In Old Testament times, the Israelites understood the power behind a name. Whether there was actual spiritual blessing or power imparted through a God-given name, or whether the names given simply powerfully influenced the thoughts and beliefs of persons about themselves, the names of the Old Testament characters in many ways predicted or foreshadowed important characteristics or the roles that they would play. “Hephzibah” is found twice in the Old Testament, 2 Kings 21:1 and Isaiah 62:4. Translated from the original Hebrew, Hephzibah literally means, “My delight is in her.” In 2 Kings 21:1, Hephzibah is the name of King Hezekiah’s wife. The name Hephzibah or Hafzbah expresses a very clear idea. Since the same root hafz means "guarding" or "taking care of," all words from this root suggest the idea of "safeguarding," and therefore the name Hephzibah means not only someone who evokes delight, but also "one who is guarded," a "protected one."
The more enigmatic use of the term can be found in Isaiah 62:4: “No longer will they call you Deserted, or name your land Desolate. But you will be called Hephzibah, and your land Beulah; for the LORD will take delight in you, and your land will be married.” In this passage, God is speaking to the nation of Israel, who had turned from a monotheistic worship of the one, true God to a mishmash of idolatry, including worship of the Baals and Ashtoreth, in combination with worship of God. Because of this “adultery,” God turned from Israel, and the Northern Kingdom was invaded by the Assyrians in 732 BC, which resulted in the loss of the northern territory surrounding the Sea of Galilee. In 722 BC, the Samarian area fell to Assyria, resulting in the deportation of vast numbers of the Israelites to other parts of the Assyrian Empire.
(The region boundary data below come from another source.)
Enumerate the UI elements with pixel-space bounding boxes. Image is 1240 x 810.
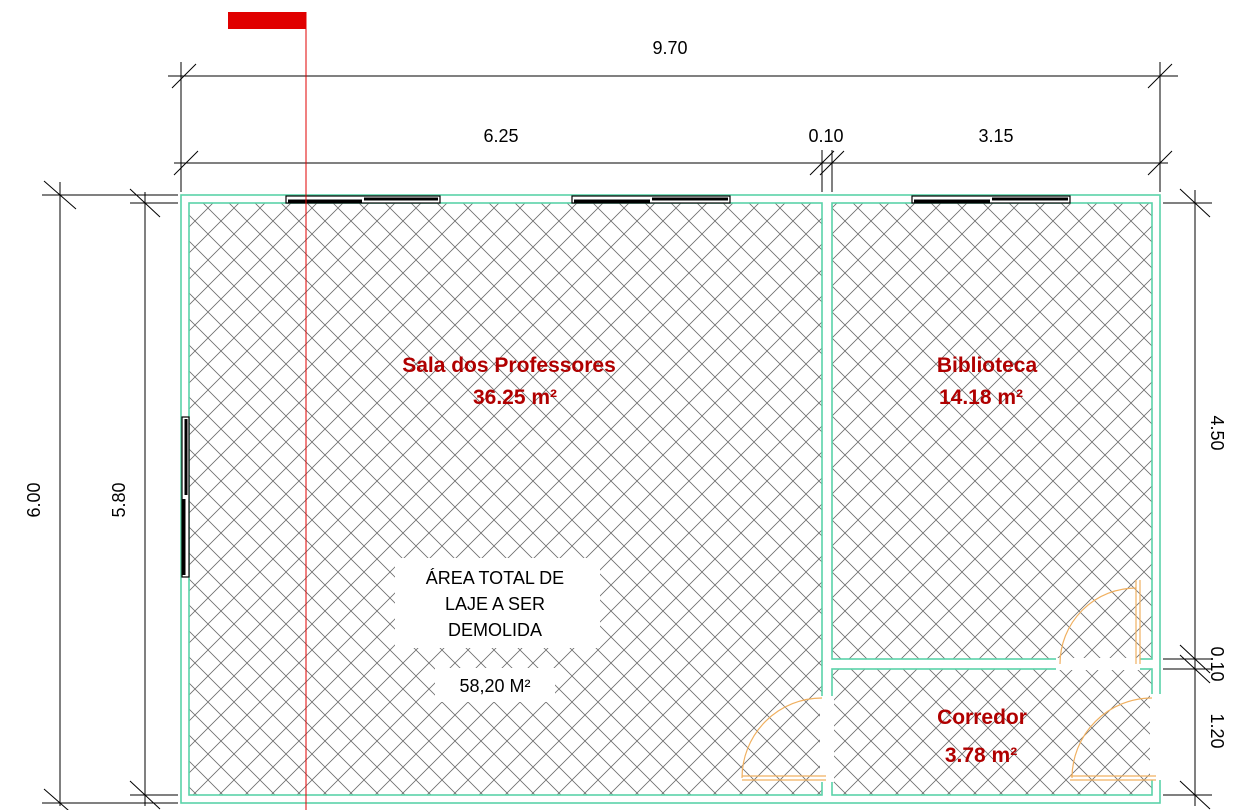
window-sala-left: [285, 195, 441, 204]
dim-overall-height: 6.00: [24, 482, 44, 517]
dim-segment-left: 6.25: [483, 126, 518, 146]
room-sala-name: Sala dos Professores: [402, 354, 616, 377]
room-corredor-name: Corredor: [937, 706, 1027, 729]
note-line-3: DEMOLIDA: [448, 620, 542, 640]
dim-inner-height: 5.80: [109, 482, 129, 517]
doors: [741, 580, 1162, 782]
door-biblioteca: [1056, 580, 1141, 670]
dim-right-lower: 1.20: [1207, 713, 1227, 748]
dim-right-wall: 0.10: [1207, 646, 1227, 681]
hatch-corredor: [832, 669, 1152, 795]
dim-right-upper: 4.50: [1207, 415, 1227, 450]
dim-segment-right: 3.15: [978, 126, 1013, 146]
outer-wall-outline: [180, 194, 1161, 804]
room-corredor-area: 3.78 m²: [945, 744, 1017, 767]
note-area-background: [435, 668, 555, 702]
room-biblioteca-name: Biblioteca: [937, 354, 1038, 377]
dim-overall-width: 9.70: [652, 38, 687, 58]
note-line-1: ÁREA TOTAL DE: [426, 568, 564, 588]
window-sala-west: [181, 416, 190, 578]
door-corredor: [1070, 694, 1162, 781]
note-line-2: LAJE A SER: [445, 594, 545, 614]
door-sala: [741, 696, 834, 782]
hatch-biblioteca: [832, 203, 1152, 659]
note-total-area: 58,20 M²: [459, 676, 530, 696]
room-sala-area: 36.25 m²: [473, 386, 557, 409]
windows: [181, 195, 1071, 578]
hatch-sala: [189, 203, 822, 795]
window-biblioteca: [911, 195, 1071, 204]
section-marker-flag: [228, 12, 306, 29]
note-background: [395, 558, 600, 648]
window-sala-right: [571, 195, 731, 204]
dimension-lines: [42, 62, 1212, 810]
dim-segment-wall: 0.10: [808, 126, 843, 146]
room-biblioteca-area: 14.18 m²: [939, 386, 1023, 409]
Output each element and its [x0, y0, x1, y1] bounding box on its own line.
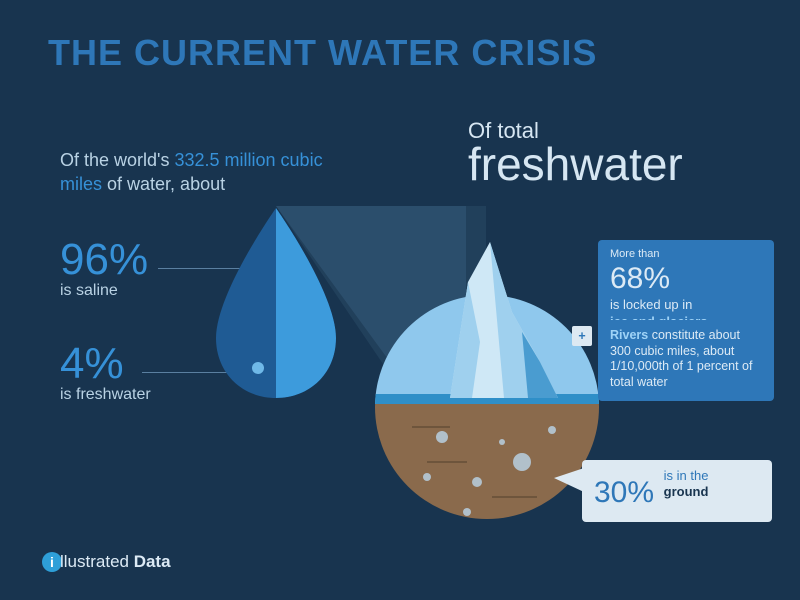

Isaiah 62:4 is a message of hope to the nation of Israel. God plans to change its name from Deserted and Desolate to Hephzibah and Beulah. Beulah means “married.” When God changes a name in the Bible, it conveys transformation, a second chance, and a new beginning. This passage promises the restoration of Israel to a place of favor and protection in God’s sight. Through this passage, the whole world knows that God finds delight in Israel and is married to her. He will no longer forsake His people. The Lord has sworn to never again allow a conqueror to overcome Israel, and Israel will exist in a sanctuary of safety.
Israel would prepare the way for all those to come to receive the Lord’s salvation. Ultimately through Israel, Jesus came bringing His reward and recompense, fulfilling the Old Testament prophetic passages for the Messiah. Israel will be called “the Holy People, the Redeemed of the LORD; and you will be called Sought After, the City No Longer Deserted” (Isaiah 62:12). Since its rebirth in 1948, the nation of Israel has survived despite the fact that it is totally surrounded by enemies sworn to its destruction. For those familiar with Isaiah 62:4, however, the persistence of Israel should come as no surprise. The message of hope to the nation of Israel is ultimately a message of hope to all mankind, for from Israel comes the hope of the ages, the Messiah, Jesus Christ.